I use an app on my phone that was free that lets me talk or type in and get translation back instantly. I don’t this is a replacement for actually learning a local language, but the 100 simple phrases you need to navigate a new foreign city make it painless or reduces stress to explore and do things you would want a tour guide for normally. It is amazing what technology already has given us regarding language and travel and made it a flat small world again.
by WLGJR
These Brits (and other Europeans) like to sound sophisticated and cultured, but the real advancements are made in the USA by the DARPA (I am a fan of neither, but seriously I am desparate to see a European equivalent of DARPA. I cannot stand to see such well cultured people being perfect pacifists, the type that resort to non-resistance in war times).
by Ralph Dratman
You are talking perfect nonsense.
by Mr.X
“These Brits (and other Europeans) like to sound sophisticated and cultured, ”
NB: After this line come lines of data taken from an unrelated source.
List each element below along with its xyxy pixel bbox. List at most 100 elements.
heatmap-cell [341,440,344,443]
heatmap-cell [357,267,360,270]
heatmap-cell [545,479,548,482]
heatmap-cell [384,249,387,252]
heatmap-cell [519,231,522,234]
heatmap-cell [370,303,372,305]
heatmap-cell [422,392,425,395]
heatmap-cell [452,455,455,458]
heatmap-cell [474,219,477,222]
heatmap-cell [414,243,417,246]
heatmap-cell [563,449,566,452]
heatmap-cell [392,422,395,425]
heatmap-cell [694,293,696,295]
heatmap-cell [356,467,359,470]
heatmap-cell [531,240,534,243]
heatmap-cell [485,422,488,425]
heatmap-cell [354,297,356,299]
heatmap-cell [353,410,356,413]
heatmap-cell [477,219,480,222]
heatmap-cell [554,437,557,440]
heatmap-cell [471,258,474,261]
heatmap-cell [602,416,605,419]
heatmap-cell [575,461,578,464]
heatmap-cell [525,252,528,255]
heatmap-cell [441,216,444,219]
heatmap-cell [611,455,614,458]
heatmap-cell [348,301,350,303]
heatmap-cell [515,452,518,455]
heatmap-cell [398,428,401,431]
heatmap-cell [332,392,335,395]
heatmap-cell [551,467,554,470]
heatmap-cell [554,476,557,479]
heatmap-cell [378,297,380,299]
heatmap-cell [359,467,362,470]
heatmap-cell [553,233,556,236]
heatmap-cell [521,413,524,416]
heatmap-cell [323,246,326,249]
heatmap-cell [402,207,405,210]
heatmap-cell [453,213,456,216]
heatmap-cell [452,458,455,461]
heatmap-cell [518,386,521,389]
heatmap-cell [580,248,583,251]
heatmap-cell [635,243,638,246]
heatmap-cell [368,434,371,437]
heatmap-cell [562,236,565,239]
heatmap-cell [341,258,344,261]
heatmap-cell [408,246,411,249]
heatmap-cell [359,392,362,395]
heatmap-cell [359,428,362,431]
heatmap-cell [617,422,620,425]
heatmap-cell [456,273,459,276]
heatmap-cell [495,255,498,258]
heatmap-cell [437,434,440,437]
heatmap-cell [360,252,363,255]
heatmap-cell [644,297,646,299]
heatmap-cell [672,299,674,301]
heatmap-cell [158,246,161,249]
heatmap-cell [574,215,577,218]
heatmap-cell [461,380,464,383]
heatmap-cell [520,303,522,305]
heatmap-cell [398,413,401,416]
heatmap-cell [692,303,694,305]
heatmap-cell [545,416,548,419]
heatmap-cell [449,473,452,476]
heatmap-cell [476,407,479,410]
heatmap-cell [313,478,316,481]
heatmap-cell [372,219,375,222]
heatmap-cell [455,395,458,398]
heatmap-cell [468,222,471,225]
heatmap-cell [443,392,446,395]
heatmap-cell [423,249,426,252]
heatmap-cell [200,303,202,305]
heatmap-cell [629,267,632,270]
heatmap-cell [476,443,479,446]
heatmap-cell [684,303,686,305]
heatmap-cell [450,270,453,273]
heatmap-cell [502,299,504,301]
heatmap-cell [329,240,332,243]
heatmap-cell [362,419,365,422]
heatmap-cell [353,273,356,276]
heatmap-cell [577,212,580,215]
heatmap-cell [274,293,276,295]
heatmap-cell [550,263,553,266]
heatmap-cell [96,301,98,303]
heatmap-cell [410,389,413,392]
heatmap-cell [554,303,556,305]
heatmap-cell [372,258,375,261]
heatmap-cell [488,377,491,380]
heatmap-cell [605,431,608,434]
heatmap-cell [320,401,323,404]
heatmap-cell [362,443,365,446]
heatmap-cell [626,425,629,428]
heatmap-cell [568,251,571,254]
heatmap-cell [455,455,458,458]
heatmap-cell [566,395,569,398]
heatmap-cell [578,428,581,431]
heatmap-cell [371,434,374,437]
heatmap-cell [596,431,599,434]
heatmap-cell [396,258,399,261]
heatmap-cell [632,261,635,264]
Google fractual wrongness (if you don’t know this term).You say sound.So, you have conversed in English with a whole variety of continental European people as well as with Brits (which would still be unrepresentative)?
Who, of course, all spoke english perfectly and tried to intimidate you with their “better-than-perfect accents” and their gargantuan vocabularies!?
At the gym : “Would you please have a look at those abdominals; Sir!?Splendid!Adamant I might say…oh well…let’s not disgress from the topic of the physical and spiritual inferiority of your people… and the sets of bizeps curls ahead… ”
” but the real advancements are made in the USA by the DARPA”
So the rest of us makes the unreal advancements?Btw: What did you contribute?Are you being tribal?
http://io9.com/5878503/watch-neil-degrasse-tyson-lay-bare-the-decline-of-american-science-in-180-seconds
” I cannot stand to see such well cultured people being perfect pacifists, the type that resort to non-resistance in war times”
Non-resistance?Do you call invading the middle East “resistance”?
If you can’t stand it, you can protect us.Thanks.
Watch more faux news.Who would attack us Europeans!? At least we have not that many shootings in schools; your society is (before the historical allusions start) much more violent.
Btw: Do you really think we would not protect our homes and families in case of invasion!?
Thanks for warning us… these high-tech middle Easterners though… with their WPM’s etc, you know what I mean…
Wasn’t it you who thought India and China have a lead in military technology over us Europeans^^
Have a nice day;)
by GatorALLin
NY may have a trick up their sleeve… “Watson has a unique ability to understand the subtle nuances of human language, sift through vast amounts of data, and provide evidence-based answers to its human users’ questions.”